O vice-presidente minimizou a divergência entre a União e os estados, a fala ocorre apesar do clima de tensão entre Bolsonaro, Doria e os governadores do Sudeste durante reunião por videoconferência nesta quarta.
"Essa questão entre governadores e o presidente da república faz parte da política. A política muitas vezes nos coloca em polos opostos, mas a minha visão é muito clara. Existe hoje um ambiente de cooperação entre os governos estaduais e o governo federal, porque temos que estar unidos o tempo todo na busca da solução de como vencer essa epidemia com o menor dano possível a nossa população", disse.
A entrevista foi concedida por Mourão por meio de uma videoconferência na tarde desta quarta, após a primeira reunião do Conselho Nacional da Amazônia Legal. O órgão é presidido por ele e integrado por representantes de 14 ministérios.
A assessoria de imprensa da Vice-Presidência comunicou jornalistas na terça-feira sobre a realização de uma coletiva presencial na tarde desta quarta. Embora a entrevista estivesse prevista para 15h30, só teve início às 17h00.
Ao chegarem ao local, os repórteres foram colocados em uma sala e informados que a conversa seria feita por meio de uma videoconferência com o vice-presidente. Embora Mourão estivesse no mesmo prédio, permaneceu em outra sala.
O vice-presidente falou ainda sobre as preocupações do governo com o avanço do novo coronavírus na região Amazônica. Ele disse que foram colocados postos de fiscalização nas fronteiras.
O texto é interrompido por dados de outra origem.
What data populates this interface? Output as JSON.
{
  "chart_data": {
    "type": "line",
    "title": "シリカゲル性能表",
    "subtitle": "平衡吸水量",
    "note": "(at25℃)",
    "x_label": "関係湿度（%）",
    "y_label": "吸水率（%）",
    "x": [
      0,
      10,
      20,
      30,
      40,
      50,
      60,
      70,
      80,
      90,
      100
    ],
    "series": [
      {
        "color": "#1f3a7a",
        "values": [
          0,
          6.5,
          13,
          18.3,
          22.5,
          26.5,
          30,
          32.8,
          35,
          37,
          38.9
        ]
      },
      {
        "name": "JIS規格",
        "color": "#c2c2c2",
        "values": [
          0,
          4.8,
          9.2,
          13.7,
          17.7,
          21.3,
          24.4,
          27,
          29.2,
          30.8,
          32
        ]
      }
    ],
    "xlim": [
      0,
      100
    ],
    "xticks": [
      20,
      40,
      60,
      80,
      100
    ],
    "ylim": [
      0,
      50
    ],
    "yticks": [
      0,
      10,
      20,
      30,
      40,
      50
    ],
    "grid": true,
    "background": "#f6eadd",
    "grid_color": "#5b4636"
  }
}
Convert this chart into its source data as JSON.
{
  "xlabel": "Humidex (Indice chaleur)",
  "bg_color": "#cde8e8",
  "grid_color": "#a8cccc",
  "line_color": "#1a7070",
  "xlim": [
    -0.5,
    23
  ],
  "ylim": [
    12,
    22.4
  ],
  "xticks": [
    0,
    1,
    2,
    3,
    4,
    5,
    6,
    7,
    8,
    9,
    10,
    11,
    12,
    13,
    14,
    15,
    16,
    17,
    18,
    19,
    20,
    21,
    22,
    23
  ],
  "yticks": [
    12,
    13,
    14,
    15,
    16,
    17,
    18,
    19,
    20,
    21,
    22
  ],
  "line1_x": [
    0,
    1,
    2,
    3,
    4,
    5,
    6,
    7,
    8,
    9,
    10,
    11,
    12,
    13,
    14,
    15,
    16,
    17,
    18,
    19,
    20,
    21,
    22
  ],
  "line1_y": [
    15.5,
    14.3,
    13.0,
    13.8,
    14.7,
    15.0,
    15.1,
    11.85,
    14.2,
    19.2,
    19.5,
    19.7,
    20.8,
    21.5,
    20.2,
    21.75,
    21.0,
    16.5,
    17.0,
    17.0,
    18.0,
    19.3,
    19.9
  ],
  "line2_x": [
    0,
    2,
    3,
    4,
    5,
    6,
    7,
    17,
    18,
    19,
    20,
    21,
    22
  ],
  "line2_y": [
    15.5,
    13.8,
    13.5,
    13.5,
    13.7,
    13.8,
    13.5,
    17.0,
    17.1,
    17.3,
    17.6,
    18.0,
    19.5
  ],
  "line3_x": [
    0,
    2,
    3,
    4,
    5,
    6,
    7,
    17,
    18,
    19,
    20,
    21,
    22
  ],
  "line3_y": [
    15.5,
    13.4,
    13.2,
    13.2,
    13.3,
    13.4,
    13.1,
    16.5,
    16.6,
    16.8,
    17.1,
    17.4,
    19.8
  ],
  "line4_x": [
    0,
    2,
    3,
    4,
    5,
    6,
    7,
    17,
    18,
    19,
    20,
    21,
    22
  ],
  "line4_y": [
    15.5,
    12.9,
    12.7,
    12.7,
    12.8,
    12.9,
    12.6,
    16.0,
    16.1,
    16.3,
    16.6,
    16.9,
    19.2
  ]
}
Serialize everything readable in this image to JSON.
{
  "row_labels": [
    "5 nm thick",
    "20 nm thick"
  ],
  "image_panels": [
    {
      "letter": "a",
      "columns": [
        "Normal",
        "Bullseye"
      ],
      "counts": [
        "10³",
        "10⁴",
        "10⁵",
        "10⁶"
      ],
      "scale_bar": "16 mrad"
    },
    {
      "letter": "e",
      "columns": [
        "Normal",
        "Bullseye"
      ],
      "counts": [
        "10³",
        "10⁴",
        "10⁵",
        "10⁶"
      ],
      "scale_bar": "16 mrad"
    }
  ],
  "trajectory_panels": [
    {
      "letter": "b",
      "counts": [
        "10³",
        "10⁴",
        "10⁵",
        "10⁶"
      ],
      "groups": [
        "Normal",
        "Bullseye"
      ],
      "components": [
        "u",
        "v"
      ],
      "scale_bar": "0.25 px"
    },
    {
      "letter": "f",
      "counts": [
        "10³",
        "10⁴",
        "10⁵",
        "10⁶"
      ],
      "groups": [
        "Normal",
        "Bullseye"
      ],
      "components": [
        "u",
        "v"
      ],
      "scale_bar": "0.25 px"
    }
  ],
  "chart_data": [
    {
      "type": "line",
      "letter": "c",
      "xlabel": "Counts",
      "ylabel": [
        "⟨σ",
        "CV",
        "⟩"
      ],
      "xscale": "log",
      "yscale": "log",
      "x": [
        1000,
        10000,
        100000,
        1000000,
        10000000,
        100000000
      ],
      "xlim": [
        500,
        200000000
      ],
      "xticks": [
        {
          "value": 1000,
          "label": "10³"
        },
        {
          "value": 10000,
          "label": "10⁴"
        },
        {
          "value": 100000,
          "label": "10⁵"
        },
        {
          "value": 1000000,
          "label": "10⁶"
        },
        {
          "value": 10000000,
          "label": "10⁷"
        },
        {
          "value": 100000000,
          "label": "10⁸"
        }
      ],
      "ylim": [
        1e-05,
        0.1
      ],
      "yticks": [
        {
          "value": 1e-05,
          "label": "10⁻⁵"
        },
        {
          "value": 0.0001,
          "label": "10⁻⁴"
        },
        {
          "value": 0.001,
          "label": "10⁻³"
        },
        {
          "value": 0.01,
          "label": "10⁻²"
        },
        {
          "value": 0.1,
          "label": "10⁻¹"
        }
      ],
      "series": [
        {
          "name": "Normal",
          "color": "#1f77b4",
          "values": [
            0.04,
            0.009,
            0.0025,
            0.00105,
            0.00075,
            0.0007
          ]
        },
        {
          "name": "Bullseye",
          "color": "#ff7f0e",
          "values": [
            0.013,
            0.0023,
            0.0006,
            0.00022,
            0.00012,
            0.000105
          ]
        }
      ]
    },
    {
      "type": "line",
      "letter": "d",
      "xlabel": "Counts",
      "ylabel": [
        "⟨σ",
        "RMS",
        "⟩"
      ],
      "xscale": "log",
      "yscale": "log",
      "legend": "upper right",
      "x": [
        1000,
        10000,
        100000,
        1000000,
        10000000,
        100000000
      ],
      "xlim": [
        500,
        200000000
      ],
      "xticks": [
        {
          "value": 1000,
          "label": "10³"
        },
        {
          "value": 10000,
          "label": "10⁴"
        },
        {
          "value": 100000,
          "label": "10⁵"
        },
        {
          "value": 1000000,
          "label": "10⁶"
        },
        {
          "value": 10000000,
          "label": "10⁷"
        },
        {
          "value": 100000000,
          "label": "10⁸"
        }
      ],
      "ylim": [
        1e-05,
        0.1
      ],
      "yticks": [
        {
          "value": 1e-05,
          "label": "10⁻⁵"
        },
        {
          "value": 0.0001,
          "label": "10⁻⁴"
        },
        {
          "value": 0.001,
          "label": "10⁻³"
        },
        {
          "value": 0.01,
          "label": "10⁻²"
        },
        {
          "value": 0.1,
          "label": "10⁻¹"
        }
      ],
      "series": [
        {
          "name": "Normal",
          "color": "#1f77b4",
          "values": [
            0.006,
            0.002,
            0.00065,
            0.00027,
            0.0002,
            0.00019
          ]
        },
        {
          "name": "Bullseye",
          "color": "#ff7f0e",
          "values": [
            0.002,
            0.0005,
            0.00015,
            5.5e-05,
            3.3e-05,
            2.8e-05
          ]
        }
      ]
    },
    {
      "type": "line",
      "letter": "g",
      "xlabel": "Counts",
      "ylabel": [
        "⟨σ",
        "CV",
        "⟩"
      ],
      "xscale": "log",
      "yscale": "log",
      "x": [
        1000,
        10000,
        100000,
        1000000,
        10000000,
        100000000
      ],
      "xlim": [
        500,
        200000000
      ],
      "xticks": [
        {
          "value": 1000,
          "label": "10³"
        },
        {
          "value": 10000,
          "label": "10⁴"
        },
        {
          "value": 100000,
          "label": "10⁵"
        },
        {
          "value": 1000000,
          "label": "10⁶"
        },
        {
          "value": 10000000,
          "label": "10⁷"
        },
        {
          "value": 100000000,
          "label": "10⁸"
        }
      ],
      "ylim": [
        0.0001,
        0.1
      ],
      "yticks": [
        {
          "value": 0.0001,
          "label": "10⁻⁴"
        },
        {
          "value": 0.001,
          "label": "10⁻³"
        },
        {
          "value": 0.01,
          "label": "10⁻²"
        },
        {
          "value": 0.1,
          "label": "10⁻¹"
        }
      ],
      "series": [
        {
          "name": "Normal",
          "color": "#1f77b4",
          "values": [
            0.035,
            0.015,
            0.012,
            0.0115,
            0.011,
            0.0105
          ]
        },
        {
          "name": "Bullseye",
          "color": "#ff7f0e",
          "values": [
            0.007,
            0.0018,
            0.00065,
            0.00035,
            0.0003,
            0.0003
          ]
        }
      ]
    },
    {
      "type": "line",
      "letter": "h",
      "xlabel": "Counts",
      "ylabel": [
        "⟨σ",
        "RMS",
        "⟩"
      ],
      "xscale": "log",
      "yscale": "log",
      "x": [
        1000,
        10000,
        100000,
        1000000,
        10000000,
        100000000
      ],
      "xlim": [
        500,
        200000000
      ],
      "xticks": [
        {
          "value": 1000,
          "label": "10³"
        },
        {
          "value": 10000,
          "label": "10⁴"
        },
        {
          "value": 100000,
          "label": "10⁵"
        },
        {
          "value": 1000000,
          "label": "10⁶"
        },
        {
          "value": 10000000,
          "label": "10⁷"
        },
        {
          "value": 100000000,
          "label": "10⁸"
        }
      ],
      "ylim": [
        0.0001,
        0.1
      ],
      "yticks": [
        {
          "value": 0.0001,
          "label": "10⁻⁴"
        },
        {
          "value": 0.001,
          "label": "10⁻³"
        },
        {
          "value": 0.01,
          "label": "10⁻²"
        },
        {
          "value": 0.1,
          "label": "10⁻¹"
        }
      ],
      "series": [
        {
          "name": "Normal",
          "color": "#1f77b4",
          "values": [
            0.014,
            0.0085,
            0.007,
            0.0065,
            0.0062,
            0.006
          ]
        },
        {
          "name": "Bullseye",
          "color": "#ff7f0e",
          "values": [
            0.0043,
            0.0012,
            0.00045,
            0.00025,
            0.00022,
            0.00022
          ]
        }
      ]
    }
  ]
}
O governo brasileiro restringiu o acesso por via terrestre a estrangeiros nas nove fronteiras com países da América Latina.
Mourão disse que a população ribeirinha, no interior da Amazônia, já está protegida por viver mais isolada, mas que estão sendo realizadas conversas com a Marinha para controle dos barcos que navegam nos rios da região.
O vice-presidente disse ainda que vai trabalhar para o desbloqueio de recursos do Fundo Amazônia.
A Noruega anunciou em agosto de 2019 a suspensão de cerca de R$ 133 milhões do fundo, dias depois de o governo alemão também ter anunciado bloqueio de parte de seus recursos. Ambos justificaram o aumento do desmatamento no Brasil para o corte.
"Precisamos de financiamento em um momento onde grande parte dos recursos do Estado brasileiro estão voltados para a região mais populosa. Então essa busca do financiamento para destravar o fundo que ficou travado no ano passado. Vamos avançar no diálogo com os governos da Alemanha e da Noruega e reativação plena do Fundo Amazônia para que a gente possa ter acesso pleno a esses recursos", disse Mourão.
O pensamento do vice é divergente de Bolsonaro, que costuma dizer que países europeus não devem interferir na preservação da floresta amazônica.